Per Brief Kontakt zu Jimmy Carter aufgenommen

Da aber nun für einen Biografen noch so viele und noch so gute Quellen nicht unbedingt ausreichen, hat er sich auch mit Fragen direkt an Carter gewandt, ganz klassisch per Brief. „Und es dauerte auch nicht lange, dann lag Post bei mir im Briefkasten.“

Es bot sich aber noch eine ganz andere Chance, sich ein Bild von Carter zu machen und das im wahrsten Wortsinn. Der gläubige Baptist war nach dem Ausscheiden aus dem Amt ein gerngesehener Gast in Talkshows, unter anderem auch wegen seines zum Teil trockenen Humors.

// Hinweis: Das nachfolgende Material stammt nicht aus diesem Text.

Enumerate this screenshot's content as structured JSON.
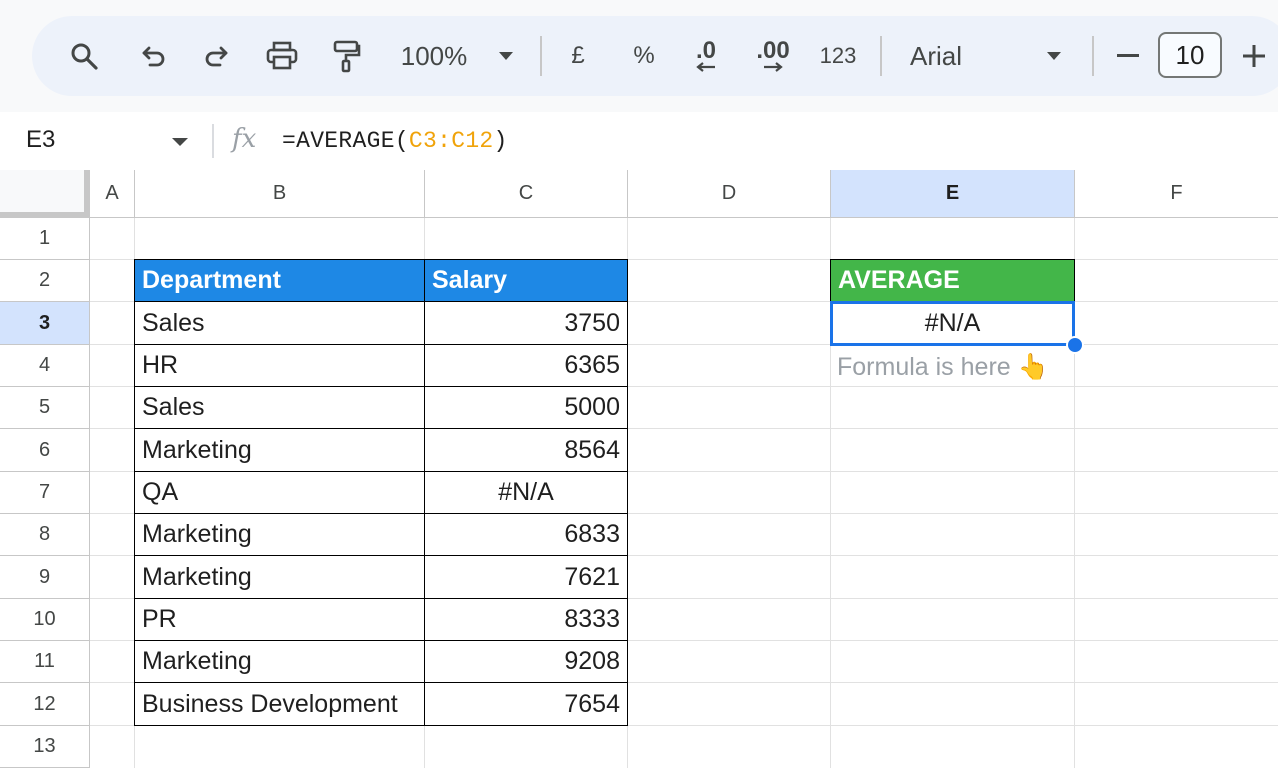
{
  "toolbar": {
    "zoom": "100%",
    "currency": "£",
    "percent": "%",
    "decrease_decimals": ".0",
    "increase_decimals": ".00",
    "more_formats": "123",
    "font": "Arial",
    "font_size": "10",
    "minus": "−",
    "plus": "+"
  },
  "formula_bar": {
    "name_box": "E3",
    "fx": "fx",
    "formula_prefix": "=AVERAGE(",
    "formula_ref": "C3:C12",
    "formula_suffix": ")"
  },
  "columns": [
    "A",
    "B",
    "C",
    "D",
    "E",
    "F"
  ],
  "selected_column": "E",
  "rows": [
    "1",
    "2",
    "3",
    "4",
    "5",
    "6",
    "7",
    "8",
    "9",
    "10",
    "11",
    "12",
    "13"
  ],
  "selected_row": "3",
  "table": {
    "headers": [
      "Department",
      "Salary"
    ],
    "rows": [
      {
        "department": "Sales",
        "salary": "3750"
      },
      {
        "department": "HR",
        "salary": "6365"
      },
      {
        "department": "Sales",
        "salary": "5000"
      },
      {
        "department": "Marketing",
        "salary": "8564"
      },
      {
        "department": "QA",
        "salary": "#N/A"
      },
      {
        "department": "Marketing",
        "salary": "6833"
      },
      {
        "department": "Marketing",
        "salary": "7621"
      },
      {
        "department": "PR",
        "salary": "8333"
      },
      {
        "department": "Marketing",
        "salary": "9208"
      },
      {
        "department": "Business Development",
        "salary": "7654"
      }
    ]
  },
  "average": {
    "header": "AVERAGE",
    "result": "#N/A",
    "note": "Formula is here 👆"
  },
  "colors": {
    "table_header": "#1e88e5",
    "average_header": "#43b649",
    "selection": "#1a73e8",
    "formula_ref": "#f0a30a"
  }
}
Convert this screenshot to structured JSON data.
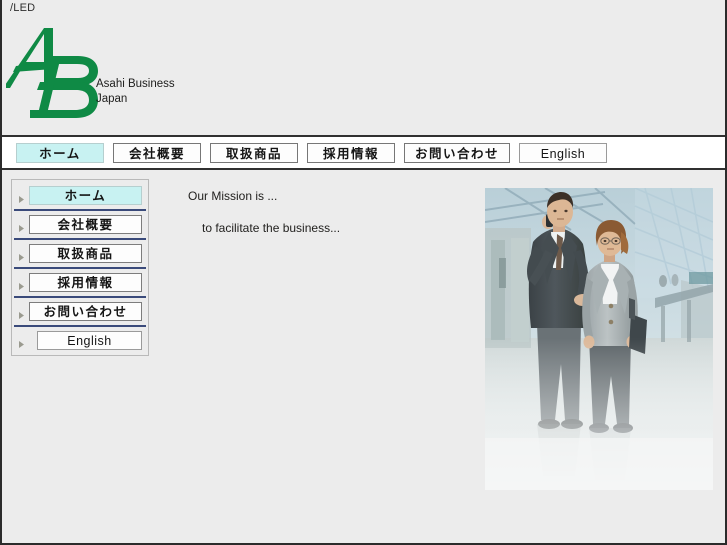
{
  "window": {
    "address_text": "/LED"
  },
  "header": {
    "logo_icon": "ab-monogram-logo",
    "brand_line1": "Asahi Business",
    "brand_line2": "Japan",
    "brand_green": "#0f8a45"
  },
  "nav": {
    "items": [
      {
        "label": "ホーム",
        "active": true,
        "lang": "jp"
      },
      {
        "label": "会社概要",
        "active": false,
        "lang": "jp"
      },
      {
        "label": "取扱商品",
        "active": false,
        "lang": "jp"
      },
      {
        "label": "採用情報",
        "active": false,
        "lang": "jp"
      },
      {
        "label": "お問い合わせ",
        "active": false,
        "lang": "jp"
      },
      {
        "label": "English",
        "active": false,
        "lang": "en"
      }
    ]
  },
  "sidebar": {
    "bullet_icon": "triangle-right-icon",
    "items": [
      {
        "label": "ホーム",
        "active": true,
        "lang": "jp"
      },
      {
        "label": "会社概要",
        "active": false,
        "lang": "jp"
      },
      {
        "label": "取扱商品",
        "active": false,
        "lang": "jp"
      },
      {
        "label": "採用情報",
        "active": false,
        "lang": "jp"
      },
      {
        "label": "お問い合わせ",
        "active": false,
        "lang": "jp"
      },
      {
        "label": "English",
        "active": false,
        "lang": "en"
      }
    ]
  },
  "main": {
    "mission_heading": "Our Mission is ...",
    "mission_body": "to facilitate the business..."
  },
  "photo": {
    "alt": "two business people walking through a modern glass atrium, man on mobile phone"
  },
  "colors": {
    "page_background": "#ececec",
    "nav_background": "#ffffff",
    "accent_active": "#c8f2f2",
    "rule_dark": "#303030",
    "separator_navy": "#3a4a7a",
    "brand_green": "#0f8a45"
  }
}
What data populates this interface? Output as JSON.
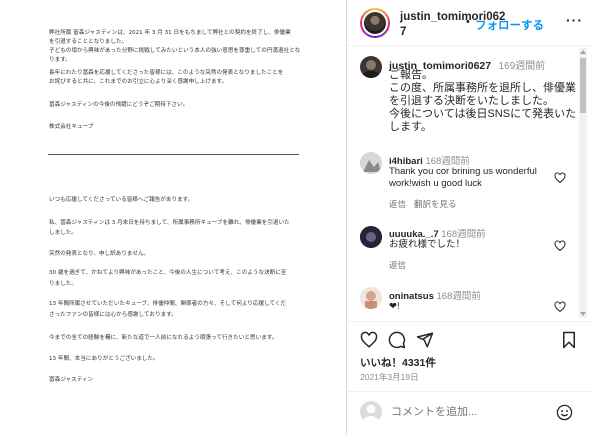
{
  "document": {
    "notice_lines": [
      "弊社所属 富森ジャスティンは、2021 年 3 月 31 日をもちまして弊社との契約を終了し、俳優業",
      "を引退することとなりました。",
      "子どもの頃から興味があった分野に挑戦してみたいという本人の強い意思を尊重しての円満退社とな",
      "ります。",
      "長年にわたり冨森を応援してくださった皆様には、このような突然の発表となりましたことを",
      "お詫びすると共に、これまでのお引立に心より深く感謝申し上げます。",
      "冨森ジャスティンの今後の飛躍にどうぞご期待下さい。",
      "株式会社キューブ"
    ],
    "message_lines": [
      "いつも応援してくださっている皆様へご報告があります。",
      "私、冨森ジャスティンは 3 月末日を持ちまして、所属事務所キューブを離れ、俳優業を引退いた",
      "しました。",
      "突然の発表となり、申し訳ありません。",
      "30 歳を過ぎて、かねてより興味があったこと、今後の人生について考え、このような決断に至",
      "りました。",
      "13 年間所属させていただいたキューブ、俳優仲間、関係者の方々、そして何より応援してくだ",
      "さったファンの皆様には心から感謝しております。",
      "今までの全ての経験を糧に、新たな道で一人前になれるよう頑張って行きたいと思います。",
      "13 年間、本当にありがとうございました。",
      "冨森ジャスティン"
    ]
  },
  "header": {
    "username_line1": "justin_tomimori062",
    "username_line2": "7",
    "follow_label": "フォローする",
    "follow_dot": "•",
    "more_icon": "more-horizontal-icon"
  },
  "caption": {
    "username": "justin_tomimori0627",
    "time": "169週間前",
    "lines": [
      "ご報告。",
      "この度、所属事務所を退所し、俳優業",
      "を引退する決断をいたしました。",
      "今後については後日SNSにて発表いた",
      "します。"
    ]
  },
  "comments": [
    {
      "username": "i4hibari",
      "time": "168週間前",
      "lines": [
        "Thank you cor brining us wonderful",
        "work!wish u good luck"
      ],
      "reply": "返信",
      "translate": "翻訳を見る"
    },
    {
      "username": "uuuuka._.7",
      "time": "168週間前",
      "lines": [
        "お疲れ様でした！"
      ],
      "reply": "返信"
    },
    {
      "username": "oninatsus",
      "time": "168週間前",
      "lines": [
        "❤!"
      ]
    }
  ],
  "actions": {
    "likes": "いいね！4331件",
    "date": "2021年3月19日"
  },
  "comment_box": {
    "placeholder": "コメントを追加..."
  },
  "colors": {
    "accent": "#0095f6",
    "text": "#262626",
    "muted": "#8e8e8e",
    "border": "#dbdbdb"
  }
}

Einige von Jimmy Carters Büchern haben einen festen Platz in der Wohnung von Harald Kiczka.
Einige von Jimmy Carters Büchern haben einen festen Platz in der Wohnung von Harald Kiczka. © FUNKE Foto Services | Christof Köpsel

Der dürfte ihm auch über das Scheitern einer Wiederwahl hinweggeholfen haben. Dass es Carter damals nicht gelang, die Freilassung von amerikanischen Botschaftsangehörigen im Iran zu erreichen, die Studenten als Geiseln genommen hatten, gelte als der Hauptgrund für das Scheitern, sagt Kiczka. Doch auch ohne die Last wäre es für den Demokraten schwer geworden. Er hatte sich, sagt der Autor, mit seinen sozialen Programmen, seinen Gesetzen zum Umweltschutz, dem Nein zur Todesstrafe und einer grundsätzlich liberalen Haltung nicht nur die politische Rechte zum Feind gemacht - bis heute.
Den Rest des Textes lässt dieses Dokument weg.